木星はけっこう見えると感じたけれど、まだ大気のふらつきが大きい。もう一ヶ月もすれば同じ時間でも高度が増すから、見やすくなるでしょうか。下は今朝の木星と、昨年10月1日撮影のものを同一縮尺で比べたもの。機材や撮り方もほぼ変わりません。2022年の衝は9月27日でしたから、B画像は衝のすぐ後で大きいですね。シーイングはさほど良くは無かったけれど、今朝に比べたらずっとマシ。

去年ずっと見えていた黄色矢印の極細縞模様(これはNTBなのか!?)は、直近の合(今年4月12日)の後あたりから確認できていないようです。解像のひとつの指針にしていたのに残念…。大赤斑周辺は相変わらず大きな変化があって面白いですね。土星の衝は8月27日、木星は11月3日。晩夏から晩秋にかけて大きな惑星が楽しめそうです。

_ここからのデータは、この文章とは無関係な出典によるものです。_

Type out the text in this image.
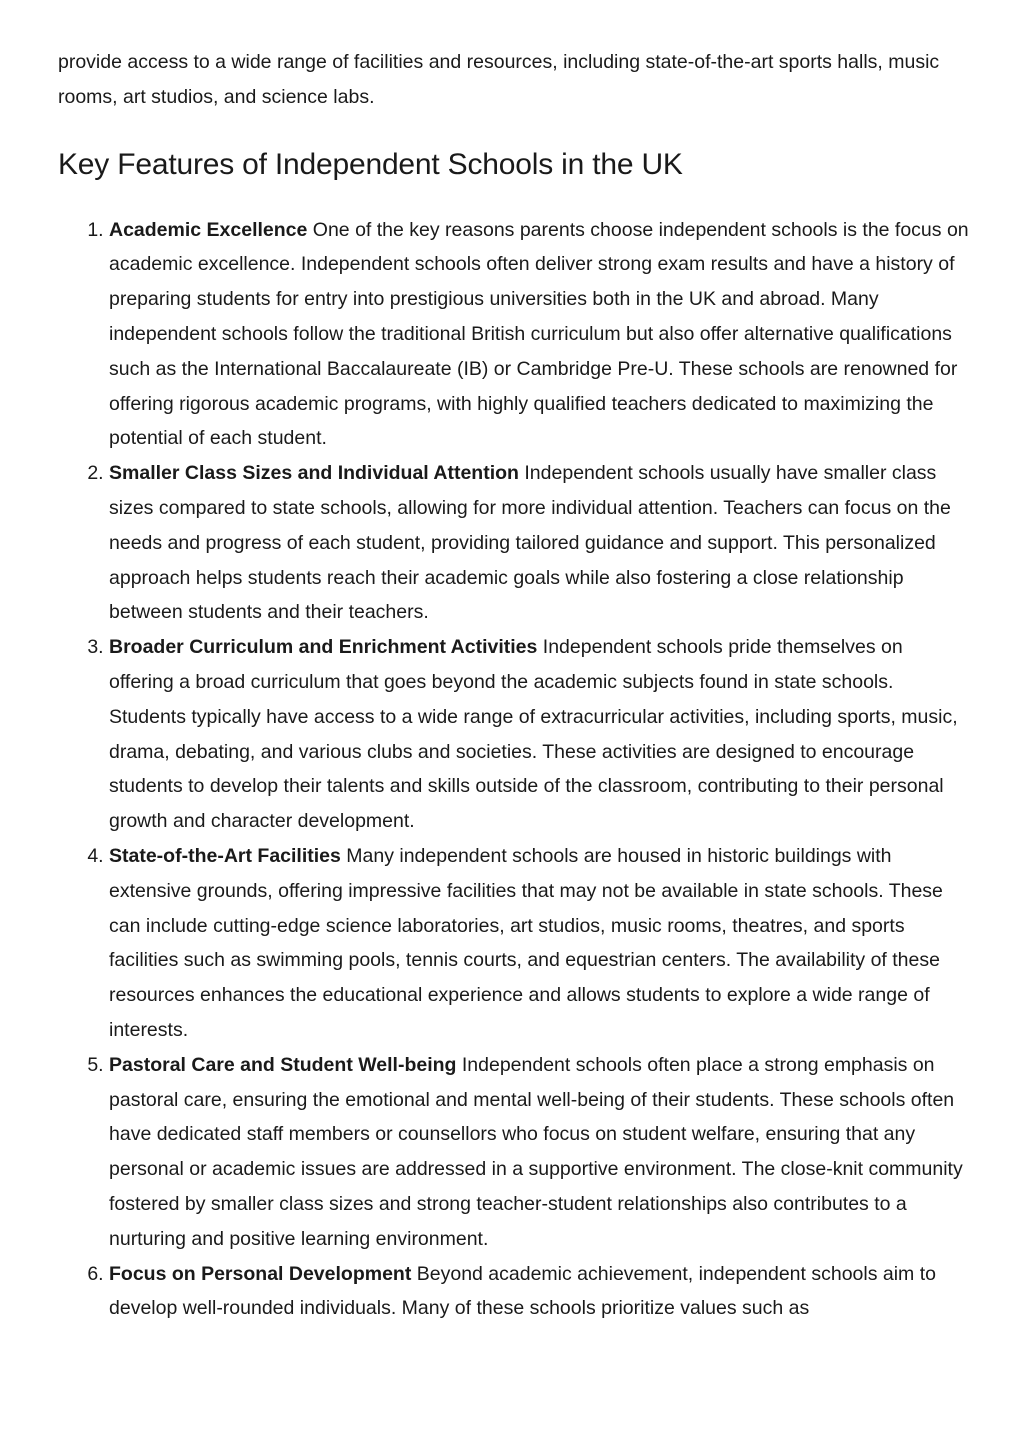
provide access to a wide range of facilities and resources, including state-of-the-art sports halls, music rooms, art studios, and science labs.

Key Features of Independent Schools in the UK
1. Academic Excellence One of the key reasons parents choose independent schools is the focus on academic excellence. Independent schools often deliver strong exam results and have a history of preparing students for entry into prestigious universities both in the UK and abroad. Many independent schools follow the traditional British curriculum but also offer alternative qualifications such as the International Baccalaureate (IB) or Cambridge Pre-U. These schools are renowned for offering rigorous academic programs, with highly qualified teachers dedicated to maximizing the potential of each student.
2. Smaller Class Sizes and Individual Attention Independent schools usually have smaller class sizes compared to state schools, allowing for more individual attention. Teachers can focus on the needs and progress of each student, providing tailored guidance and support. This personalized approach helps students reach their academic goals while also fostering a close relationship between students and their teachers.
3. Broader Curriculum and Enrichment Activities Independent schools pride themselves on offering a broad curriculum that goes beyond the academic subjects found in state schools. Students typically have access to a wide range of extracurricular activities, including sports, music, drama, debating, and various clubs and societies. These activities are designed to encourage students to develop their talents and skills outside of the classroom, contributing to their personal growth and character development.
4. State-of-the-Art Facilities Many independent schools are housed in historic buildings with extensive grounds, offering impressive facilities that may not be available in state schools. These can include cutting-edge science laboratories, art studios, music rooms, theatres, and sports facilities such as swimming pools, tennis courts, and equestrian centers. The availability of these resources enhances the educational experience and allows students to explore a wide range of interests.
5. Pastoral Care and Student Well-being Independent schools often place a strong emphasis on pastoral care, ensuring the emotional and mental well-being of their students. These schools often have dedicated staff members or counsellors who focus on student welfare, ensuring that any personal or academic issues are addressed in a supportive environment. The close-knit community fostered by smaller class sizes and strong teacher-student relationships also contributes to a nurturing and positive learning environment.
6. Focus on Personal Development Beyond academic achievement, independent schools aim to develop well-rounded individuals. Many of these schools prioritize values such as
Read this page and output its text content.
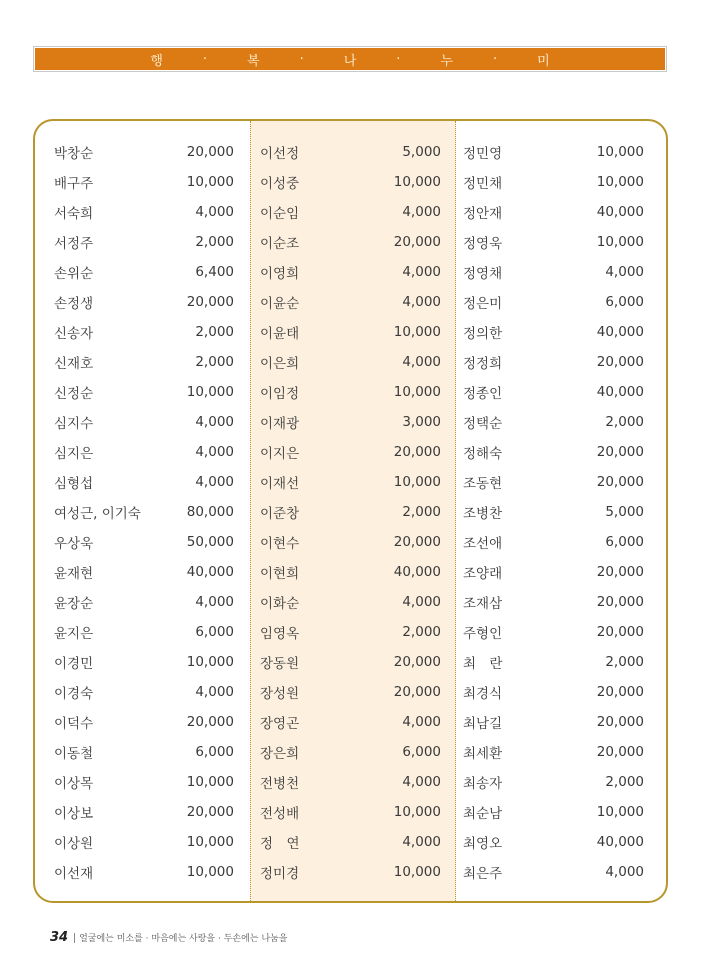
행	·	복	·	나	·	누	·	미
박창순	20,000
배구주	10,000
서숙희	4,000
서정주	2,000
손위순	6,400
손정생	20,000
신송자	2,000
신재호	2,000
신정순	10,000
심지수	4,000
심지은	4,000
심형섭	4,000
여성근, 이기숙	80,000
우상욱	50,000
윤재현	40,000
윤장순	4,000
윤지은	6,000
이경민	10,000
이경숙	4,000
이덕수	20,000
이동철	6,000
이상목	10,000
이상보	20,000
이상원	10,000
이선재	10,000
이선정	5,000
이성중	10,000
이순임	4,000
이순조	20,000
이영희	4,000
이윤순	4,000
이윤태	10,000
이은희	4,000
이임정	10,000
이재광	3,000
이지은	20,000
이재선	10,000
이준창	2,000
이현수	20,000
이현희	40,000
이화순	4,000
임영옥	2,000
장동원	20,000
장성원	20,000
장영곤	4,000
장은희	6,000
전병천	4,000
전성배	10,000
정　연	4,000
정미경	10,000
정민영	10,000
정민채	10,000
정안재	40,000
정영욱	10,000
정영채	4,000
정은미	6,000
정의한	40,000
정정희	20,000
정종인	40,000
정택순	2,000
정해숙	20,000
조동현	20,000
조병찬	5,000
조선애	6,000
조양래	20,000
조재삼	20,000
주형인	20,000
최　란	2,000
최경식	20,000
최남길	20,000
최세환	20,000
최송자	2,000
최순남	10,000
최영오	40,000
최은주	4,000
34 얼굴에는 미소를 · 마음에는 사랑을 · 두손에는 나눔을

※ちなみに2000年から2050年までの51年間における地球接近を計算すると、去年2022年9月26日の木星が最も大きく(視直径49.878″)、今年2023年11月2日の木星は6位(視直径49.505″)という好成績です。また土星は遠めの地球接近が続く(土星近日点付近での地球接近が起こらない)ため、2030年過ぎまで「最も大きい状況」は起こりません。木星接近図土星接近図も参考にしてください。

  • 20230723木星

    A.2023年7月23日明け方の木星
  • 20221001木星

    B.2022年10月1日夜半前の木星


参考:
外惑星の見かけの大きさはどれくらい変化するの?(2015/08/29)

今日の太陽2023/07/23

20230723太陽
二十四節気の「大暑」を迎えました。夏至(太陽黄経90°)の位置関係から地球が30°ぶん公転し、相対的に地球から見た太陽黄経が120°に達した訳ですね。文字通り朝から快晴で暑いものの、先々週辺りの暑さより数度低く、過ごしやすい気温です。気象庁アメダス速報値の本日0時から15時までの集計による夏日地点数は885、真夏日地点数は645、猛暑日地点数は35、酷暑日地点数は0。九州南部の梅雨明けが発表されました。残すところは九州北部のみ。

20230723太陽リム
左は13:00ごろの太陽。赤道やや南の活動領域13377はほぼ中央子午線にやってきました。昨日Mクラスフレアを発生させた13372の左下、13373では13:54をピークとするC9.95(四捨五入でM1.0)クラスフレアが発生しました。左画像でも発生直前の明るいプラージュが見えていますね。左端やや下から新たな黒点が登場。活動領域が途切れない状態が続いています。大きなものはないものの、ダークフィラメントやプロミネンスも常にどこかに見えていて楽しい。

20230723反薄明光線
【夕方追記】

日没前から淡い雲が広がり始めました。宵の月でも観ようかと考えていたけれど、雲が濃くなってきたので中止。今夜はこのまま雲が多そうです。

雲に覆われる前、小型双眼鏡で金星と月を確認。5倍程度の機材でも金星の形が見えるようになりました。水星は見えませんでした。左画像は日没方向・地平下にあると考えられる高い雲の影が反薄明光線になって夕焼け色の巻雲に暗い筋を映している様子。夏らしい光景です。